If that statistic doesn't indicate the difference between a one-way broadcast mentality and a two-way conversation approach, I'm not sure what would. By not following a single person, Clinton was conveying the impression, if not the actual fact, that she wasn't listening.

Here's another example: This past summer I did a study of Showbiz Pizza, a nationally recognized chain headquartered here in the Dallas - Fort Worth area that includes the Chuck E. Cheese brand of pizza stores. I found that the brand name "Chuck E. Cheese" was mentioned approximately 6,000 times on Twitter in a 30 day period overlapping June and July, 2010.

But the company made not one single response to these Twitter users who mentioned their brand. This is the equivalent of someone handing you a six-figure check and not taking it to your bank until after it expired.

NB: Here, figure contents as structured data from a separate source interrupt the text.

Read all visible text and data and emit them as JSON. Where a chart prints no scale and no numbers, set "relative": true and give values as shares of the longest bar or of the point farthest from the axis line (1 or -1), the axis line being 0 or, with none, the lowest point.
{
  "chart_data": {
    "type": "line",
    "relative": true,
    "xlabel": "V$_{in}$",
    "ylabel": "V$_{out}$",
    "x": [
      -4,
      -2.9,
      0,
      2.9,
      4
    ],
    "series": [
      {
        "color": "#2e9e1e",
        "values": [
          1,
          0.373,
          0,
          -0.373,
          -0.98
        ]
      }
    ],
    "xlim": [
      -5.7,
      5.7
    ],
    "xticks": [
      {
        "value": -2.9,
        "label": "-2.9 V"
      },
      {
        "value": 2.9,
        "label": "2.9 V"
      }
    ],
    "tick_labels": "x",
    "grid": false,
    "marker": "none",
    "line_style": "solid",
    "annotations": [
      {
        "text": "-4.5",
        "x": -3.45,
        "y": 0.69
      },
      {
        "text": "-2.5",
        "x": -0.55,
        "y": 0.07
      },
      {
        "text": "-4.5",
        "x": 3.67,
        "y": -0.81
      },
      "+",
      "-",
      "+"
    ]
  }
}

My friend Scott Stratton, who goes by the Twitter name @unmarketing, says that he tries to make 75% of his tweets replies to other people's tweets. That means that only 25% of his Twitter communications are broadcasts. And on the first month he started hitting that 75% mark, his number of followers grew by 10,000.

The fact is that people talk about brands, products, services and companies on social media. They discuss their good experiences and their bad. They mention plans to spend money on these brands. or they sometimes try to talk others out of spending money because of a bad experience they had with a brand.

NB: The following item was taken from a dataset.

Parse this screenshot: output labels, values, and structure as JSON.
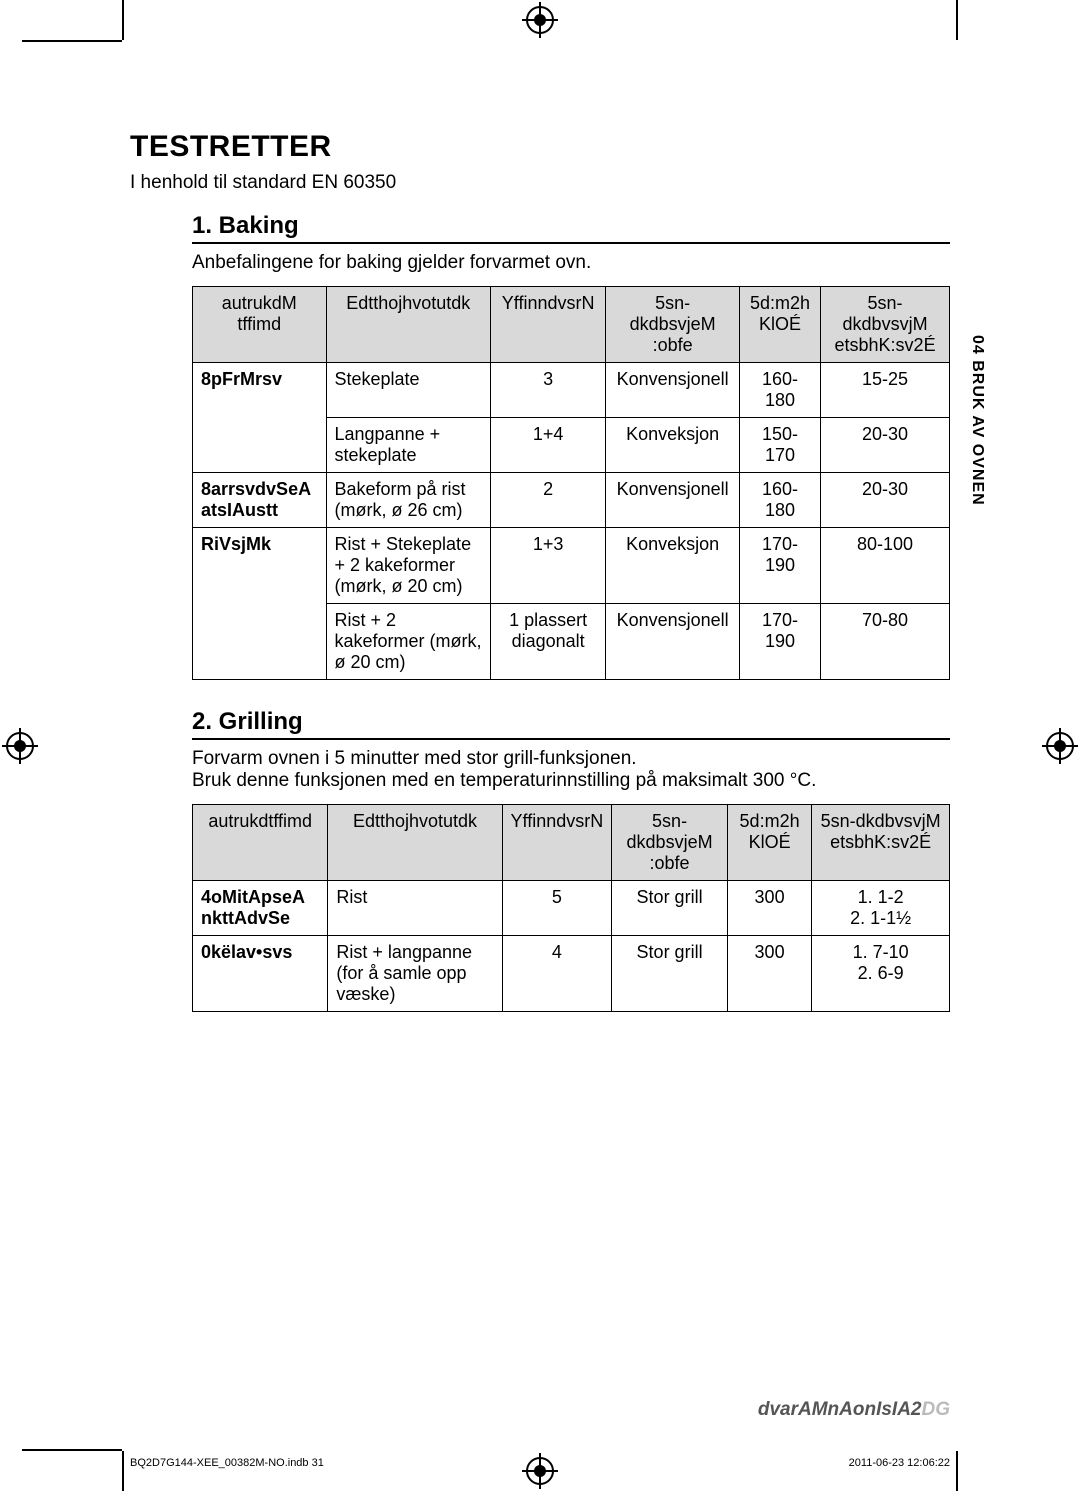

If you are not responding to these mentions, if you are not acknowledging the people who are talking about you, you are acting like Hillary Clinton and you most certainly do not get social media.

A company that is not playing in the social media playground can never know what is being said about them. But a company that is listening can respond, clarify misinformation, can make a bad experience right and turn it around, and it can reward or recognize the brand's fans.

Yes I said fans. If have a very good product and deliver good service you will probably have fans. But if you make a practice of responding to comments and mentions of your brand, your fan base will grow exponentially.

Reward these people. Not with money, but by talking to them as real people, individuals, not "market segments." And act like a real person when you talk to them. People like to buy from people. Part of "engaging" is to have person to person conversations.

An additional reward you can gain from this second conversation is the most current and useful market data you could ever obtain. Social media is real time information. If you listen, and listen carefully, you can learn more than you could ever learn from a focus group or market survey.

Finally, the third conversation is customer to customer. If you tweet or post about quality content on social media, you will find some people telling their friends. The will "re-tweet" your messages to their friends and followers.

I just heard Paul Slack, a principal at Splashmedia speak this week, and he said several times that real success on social media comes when people start sharing your content (your videos, your blog posts, etc) to other people.

This is an excellent point. Social media is all about viral marketing, which is simply word of mouth on steroids. But the hard truth for many marketers is that word of mouth will never happen if they just engage in one-way conversations.

What experiences have you had with these multiple conversations? Can you share any stories you have about the impact of social media word of mouth?